For reasons probably more associated with my age than anything else, the old Dr. Hook song, “(On the) Cover of the Rolling Stone,” which equated placement on the front of rock’s top magazine with true accomplishment in life, ran through my mind when I first learned that Pope Francis would get pride-of-place in the magazine’s Feb. 13 issue. The comparisons with Dr. Hook (who eventually got their cover) end there, however. This piece is pretty much an early Valentine to its subject.
Mark Binelli, a “novelist and contributing editor to Rolling Stone,” as his bio notes, got the nod to proffer a pontifical profile, and as might be expected from a truly non-conservative publication, Francis comes off closer to Dorothy Day than to George Weigel:
Up close, Pope Francis, the 266th vicar of Jesus Christ on Earth, a man whose obvious humility, empathy and, above all, devotion to the economically disenfranchised has come to feel perfectly suited to our times, looks stouter than on television. Having famously dispensed with the more flamboyant pontifical accessories, he’s also surprisingly stylish, today wearing a double-breasted white overcoat, white scarf and slightly creamier cassock, all impeccably tailored.

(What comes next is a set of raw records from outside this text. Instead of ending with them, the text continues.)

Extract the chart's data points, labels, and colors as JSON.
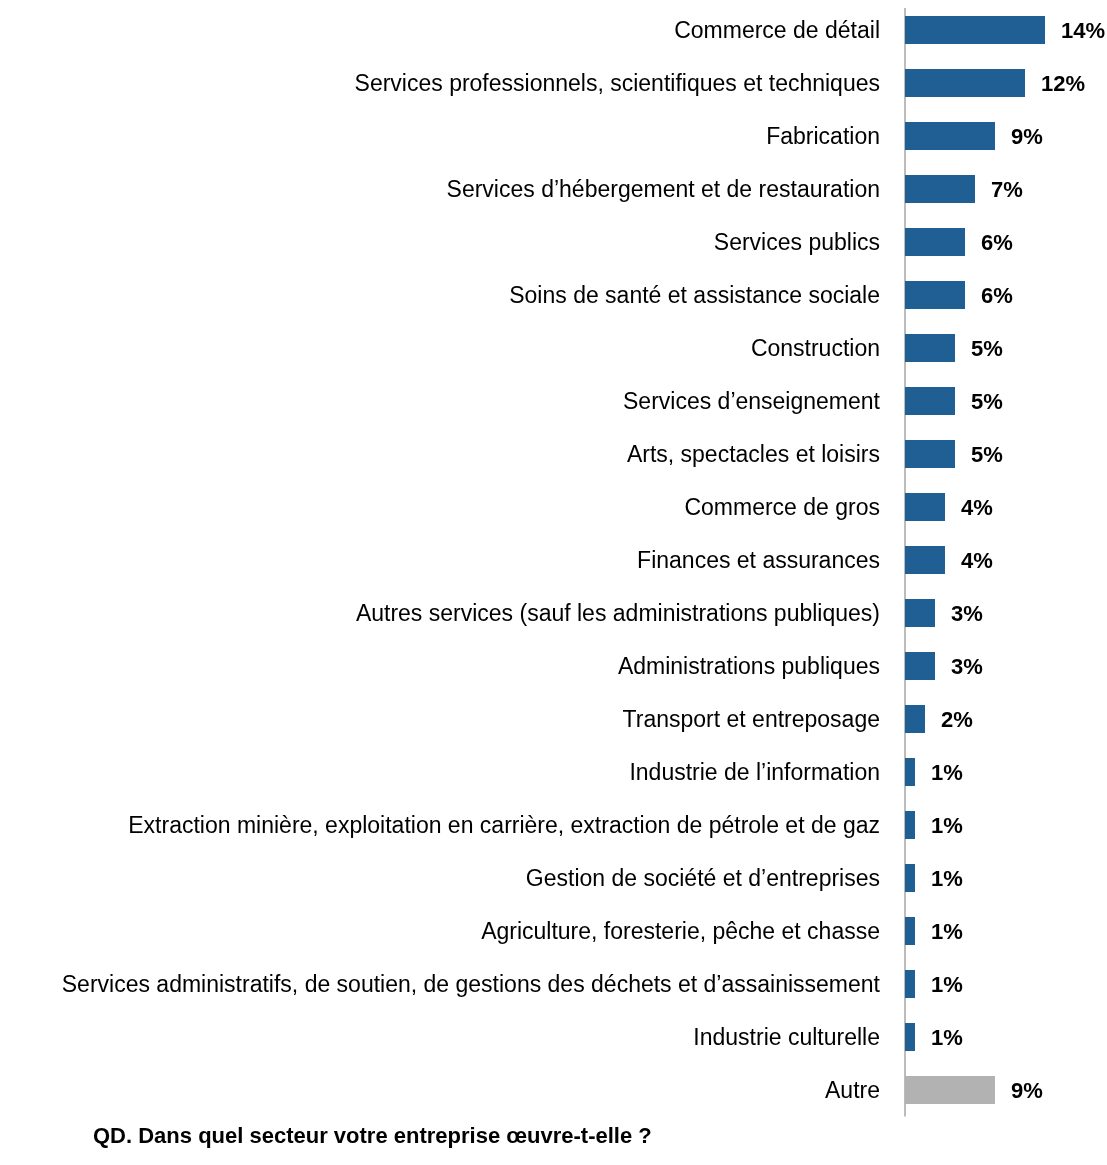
{
  "chart_data": {
    "type": "bar",
    "orientation": "horizontal",
    "title": "QD. Dans quel secteur votre entreprise œuvre-t-elle ?",
    "categories": [
      "Commerce de détail",
      "Services professionnels, scientifiques et techniques",
      "Fabrication",
      "Services d’hébergement et de restauration",
      "Services publics",
      "Soins de santé et assistance sociale",
      "Construction",
      "Services d’enseignement",
      "Arts, spectacles et loisirs",
      "Commerce de gros",
      "Finances et assurances",
      "Autres services (sauf les administrations publiques)",
      "Administrations publiques",
      "Transport et entreposage",
      "Industrie de l’information",
      "Extraction minière, exploitation en carrière, extraction de pétrole et de gaz",
      "Gestion de société et d’entreprises",
      "Agriculture, foresterie, pêche et chasse",
      "Services administratifs, de soutien, de gestions des déchets et d’assainissement",
      "Industrie culturelle",
      "Autre"
    ],
    "values": [
      14,
      12,
      9,
      7,
      6,
      6,
      5,
      5,
      5,
      4,
      4,
      3,
      3,
      2,
      1,
      1,
      1,
      1,
      1,
      1,
      9
    ],
    "colors": [
      "#1f5f94",
      "#1f5f94",
      "#1f5f94",
      "#1f5f94",
      "#1f5f94",
      "#1f5f94",
      "#1f5f94",
      "#1f5f94",
      "#1f5f94",
      "#1f5f94",
      "#1f5f94",
      "#1f5f94",
      "#1f5f94",
      "#1f5f94",
      "#1f5f94",
      "#1f5f94",
      "#1f5f94",
      "#1f5f94",
      "#1f5f94",
      "#1f5f94",
      "#b2b2b2"
    ],
    "value_labels": [
      "14%",
      "12%",
      "9%",
      "7%",
      "6%",
      "6%",
      "5%",
      "5%",
      "5%",
      "4%",
      "4%",
      "3%",
      "3%",
      "2%",
      "1%",
      "1%",
      "1%",
      "1%",
      "1%",
      "1%",
      "9%"
    ]
  }
}
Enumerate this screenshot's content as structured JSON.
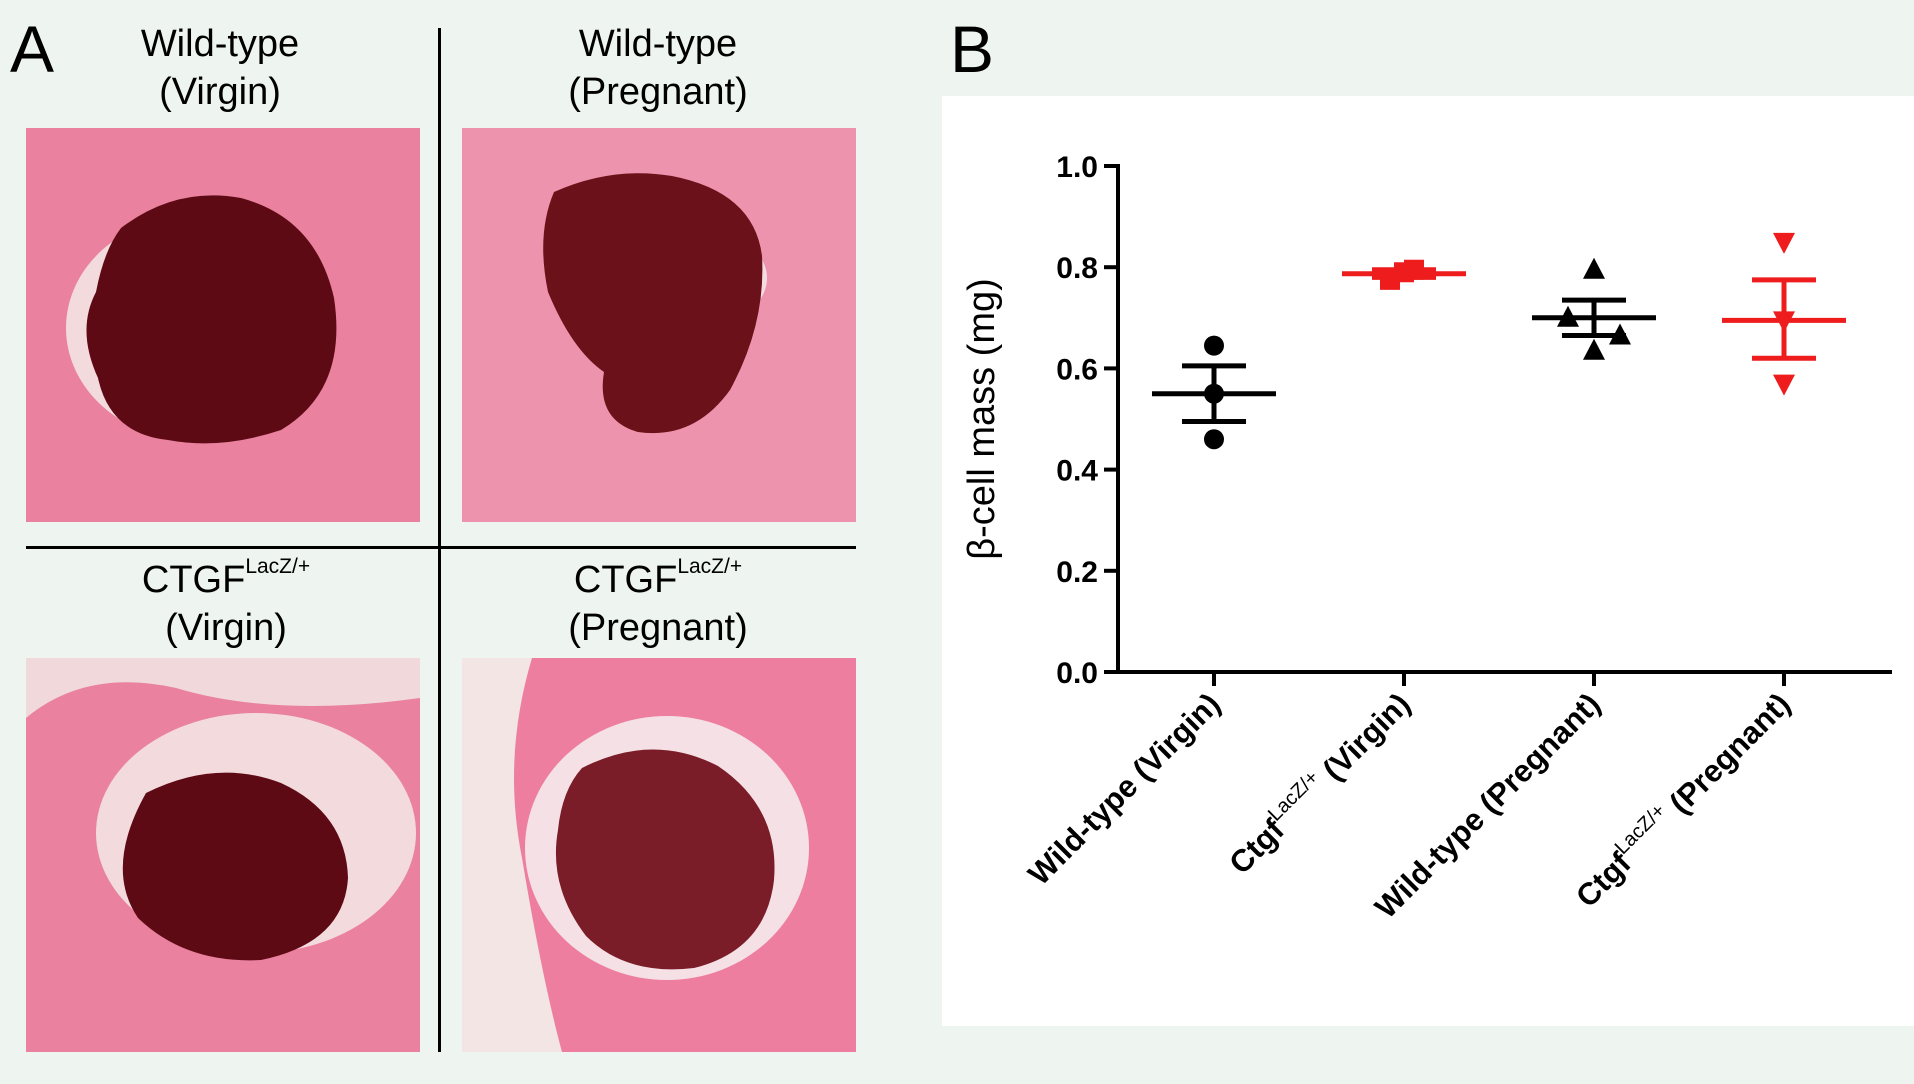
{
  "panel_a": {
    "letter": "A",
    "panels": [
      {
        "line1": "Wild-type",
        "line2": "(Virgin)"
      },
      {
        "line1": "Wild-type",
        "line2": "(Pregnant)"
      },
      {
        "line1": "CTGF",
        "line1_sup": "LacZ/+",
        "line2": "(Virgin)"
      },
      {
        "line1": "CTGF",
        "line1_sup": "LacZ/+",
        "line2": "(Pregnant)"
      }
    ]
  },
  "panel_b": {
    "letter": "B"
  },
  "colors": {
    "tissue": "#e9819f",
    "islet": "#5e0a14",
    "black_series": "#000000",
    "red_series": "#ee1c1c"
  },
  "chart_data": {
    "type": "scatter",
    "ylabel": "β-cell mass (mg)",
    "ylim": [
      0.0,
      1.0
    ],
    "yticks": [
      "0.0",
      "0.2",
      "0.4",
      "0.6",
      "0.8",
      "1.0"
    ],
    "categories": [
      {
        "label": "Wild-type (Virgin)",
        "base": "",
        "sup": ""
      },
      {
        "label": "Ctgf (Virgin)",
        "base": "Ctgf",
        "sup": "LacZ/+",
        "rest": " (Virgin)"
      },
      {
        "label": "Wild-type (Pregnant)",
        "base": "",
        "sup": ""
      },
      {
        "label": "Ctgf (Pregnant)",
        "base": "Ctgf",
        "sup": "LacZ/+",
        "rest": " (Pregnant)"
      }
    ],
    "groups": [
      {
        "color": "black",
        "marker": "circle",
        "points": [
          0.645,
          0.55,
          0.46
        ],
        "mean": 0.55,
        "sem_low": 0.495,
        "sem_high": 0.605
      },
      {
        "color": "red",
        "marker": "square",
        "points": [
          0.795,
          0.79,
          0.775
        ],
        "mean": 0.787,
        "sem_low": 0.78,
        "sem_high": 0.795
      },
      {
        "color": "black",
        "marker": "triangle-up",
        "points": [
          0.795,
          0.7,
          0.665,
          0.635
        ],
        "mean": 0.7,
        "sem_low": 0.665,
        "sem_high": 0.735
      },
      {
        "color": "red",
        "marker": "triangle-down",
        "points": [
          0.85,
          0.695,
          0.57
        ],
        "mean": 0.695,
        "sem_low": 0.62,
        "sem_high": 0.775
      }
    ]
  }
}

The topic of Francis’ catechesis, or teaching, is Judgment Day, though, true to form, he does not try to conjure images of fire and brimstone. His predecessor, Benedict XVI, speaking on the topic, once said, “Today we are used to thinking: ‘What is sin? God is great, he understands us, so sin does not count; in the end God will be good toward all.’ It’s a nice hope. But there is justice, and there is real blame.”